The same question is for $u(x,0)=-1$, $0<x<1$:

Here the integral for $x$ goes from $0$ to $1$. But again, $y$ can be anything from $0$ to $\infty$. ???

I guess my question here is: What should I do with $y$ to get $u(z)$?

2. Apr 30, 2014

skrat

Ok, I found out that my relevant equation in original post was a very stupid equation to begin with. I think it would wiser to use the Poisson integral formula for the upper half plane: $u(x,y)=\frac{y}{\pi }\int_{-\infty }^{\infty }\frac{u(t,0)}{y^2+(x-t)^2}dt$ where I am guessing $t$ stands for some kind of parameterization of real axis? http://www.diss.fu-berlin.de/diss/s...ionid=76E8A9CC9C7EE802A569873649AAF2F7?hosts= page 59.

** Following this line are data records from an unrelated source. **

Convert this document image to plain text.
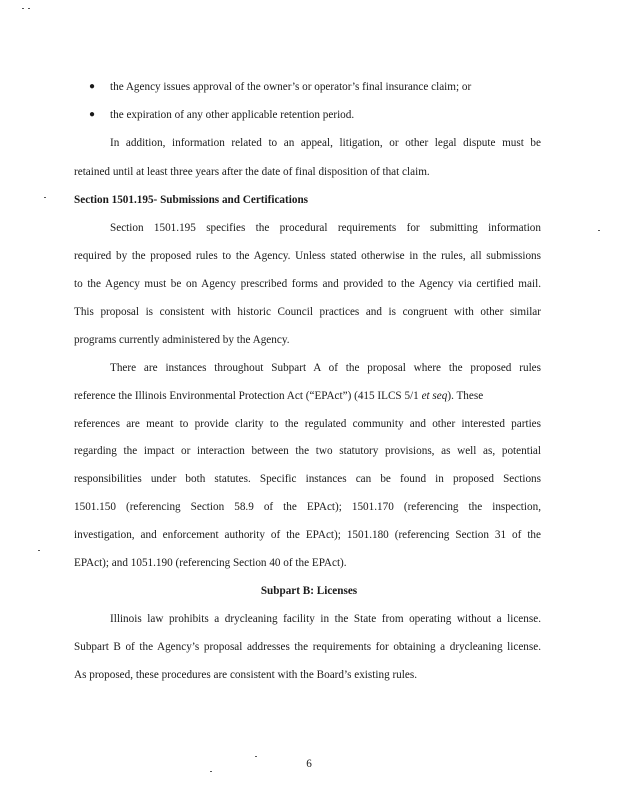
● the Agency issues approval of the owner’s or operator’s final insurance claim; or
● the expiration of any other applicable retention period.
In addition, information related to an appeal, litigation, or other legal dispute must be
retained until at least three years after the date of final disposition of that claim.
Section 1501.195- Submissions and Certifications
Section 1501.195 specifies the procedural requirements for submitting information
required by the proposed rules to the Agency. Unless stated otherwise in the rules, all submissions
to the Agency must be on Agency prescribed forms and provided to the Agency via certified mail.
This proposal is consistent with historic Council practices and is congruent with other similar
programs currently administered by the Agency.
There are instances throughout Subpart A of the proposal where the proposed rules
reference the Illinois Environmental Protection Act (“EPAct”) (415 ILCS 5/1 et seq). These
references are meant to provide clarity to the regulated community and other interested parties
regarding the impact or interaction between the two statutory provisions, as well as, potential
responsibilities under both statutes. Specific instances can be found in proposed Sections
1501.150 (referencing Section 58.9 of the EPAct); 1501.170 (referencing the inspection,
investigation, and enforcement authority of the EPAct); 1501.180 (referencing Section 31 of the
EPAct); and 1051.190 (referencing Section 40 of the EPAct).
Subpart B: Licenses
Illinois law prohibits a drycleaning facility in the State from operating without a license.
Subpart B of the Agency’s proposal addresses the requirements for obtaining a drycleaning license.
As proposed, these procedures are consistent with the Board’s existing rules.
6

Anyway, now with that in mind:

$u(x,y)=\int_{-\infty }^{0}...+\int_{0}^{1}...+\int_{1}^{\infty}$ where the first integral is obviously $0$.

$u(x,y)=-\frac{y}{\pi }\int_{0}^{1}\frac{1}{y^2+(x-t)^2}dt+\frac{y}{\pi }\int_{1}^{\infty }\frac{1}{y^2+(x-t)^2}dt$

$u(x,y)=\frac{y}{\pi }[\frac{1}{y}arctan(\frac{u}{y})\mid _{u=x}^{u=x-1}-\frac{1}{y}arctan(\frac{u}{y})\mid _{u=x-1}^{u=-\infty }]$

and finally

$u(x,y)=\frac{1}{\pi }[2arctan(\frac{x-1}{y})-arctan(\frac{x}{y})+\frac{\pi }{2}]$

This should be a bit better than my first attempt.